Founder Alison Darcy told STAT News that the company exited the consumer market because of the cost of FDA marketing authorization for WB001, its postpartum depression digital therapeutic, and the regulatory uncertainty around deploying LLM-class generative AI inside a regulated medical product.

Was Woebot HIPAA compliant?

Yes. According to the Woebot Health safety overview, the company adhered to the HIPAA Privacy and Security Rules and treated all user data as Protected Health Information, even when not legally classified as such. The company also held SOC 2 Type 2 with zero exceptions and ISO 13485:2016 quality management certification.

Was Woebot a real AI?

Woebot used natural language processing to route user free-text into pre-scripted CBT decision-tree branches authored by clinical psychologists. Per STAT News reporting on the company’s history, Woebot was rule-based throughout its production lifetime. It did not use generative AI, which is one reason no LLM-style hallucinations were ever inflicted on users.

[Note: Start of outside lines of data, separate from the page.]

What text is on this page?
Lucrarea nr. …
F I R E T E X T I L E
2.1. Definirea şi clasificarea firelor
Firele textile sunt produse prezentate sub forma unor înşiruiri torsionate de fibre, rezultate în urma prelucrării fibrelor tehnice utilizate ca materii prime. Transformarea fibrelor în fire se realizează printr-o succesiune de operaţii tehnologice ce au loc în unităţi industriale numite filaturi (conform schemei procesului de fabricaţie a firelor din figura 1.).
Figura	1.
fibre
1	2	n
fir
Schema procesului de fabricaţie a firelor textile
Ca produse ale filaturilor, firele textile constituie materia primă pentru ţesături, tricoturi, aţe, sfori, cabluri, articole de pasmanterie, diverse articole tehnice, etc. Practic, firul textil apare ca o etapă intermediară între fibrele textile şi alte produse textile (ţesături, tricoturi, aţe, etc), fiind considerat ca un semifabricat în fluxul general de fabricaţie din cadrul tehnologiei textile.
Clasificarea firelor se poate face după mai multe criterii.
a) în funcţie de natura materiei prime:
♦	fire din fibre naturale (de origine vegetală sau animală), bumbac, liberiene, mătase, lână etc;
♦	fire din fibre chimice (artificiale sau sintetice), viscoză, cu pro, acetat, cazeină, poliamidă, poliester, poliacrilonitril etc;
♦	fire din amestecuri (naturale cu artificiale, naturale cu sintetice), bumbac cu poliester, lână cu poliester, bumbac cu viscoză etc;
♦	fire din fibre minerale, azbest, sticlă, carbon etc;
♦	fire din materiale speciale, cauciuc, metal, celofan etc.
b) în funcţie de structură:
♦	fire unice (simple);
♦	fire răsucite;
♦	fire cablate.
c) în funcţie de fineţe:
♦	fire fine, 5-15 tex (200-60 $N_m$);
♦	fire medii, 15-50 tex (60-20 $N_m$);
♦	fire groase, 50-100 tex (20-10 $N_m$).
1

What happened to my Woebot data?

According to the Woebot Health FAQ, account data was anonymized on July 31, 2025. The transcript export window closed on July 15, 2025. If you did not pull a copy of your conversations before that date, you can no longer retrieve them. Any retained de-identified data is held under the privacy policy.

Can I get a Woebot alternative?

Wysa is the closest current analogue, with similar evidence-based CBT and DBT exercises, B2B distribution to employers and clinicians, and NHS partnerships. Replika and Character.AI sit in different categories: more conversational, no clinical posture. Compare current options on the CompanionWise Safety Index using the same evidence-based framework we applied to Woebot.

Did Woebot work for depression?

The 2017 foundational randomized controlled trial (Fitzpatrick, Darcy and Vierhile, JMIR Mental Health) showed significant reduction in depressive symptoms versus an e-book control across two weeks. The Dime Society case study documented 18 IRB-reviewed trials with about 1,800 participants. Results varied; Woebot was guided self-help, not a substitute for therapy.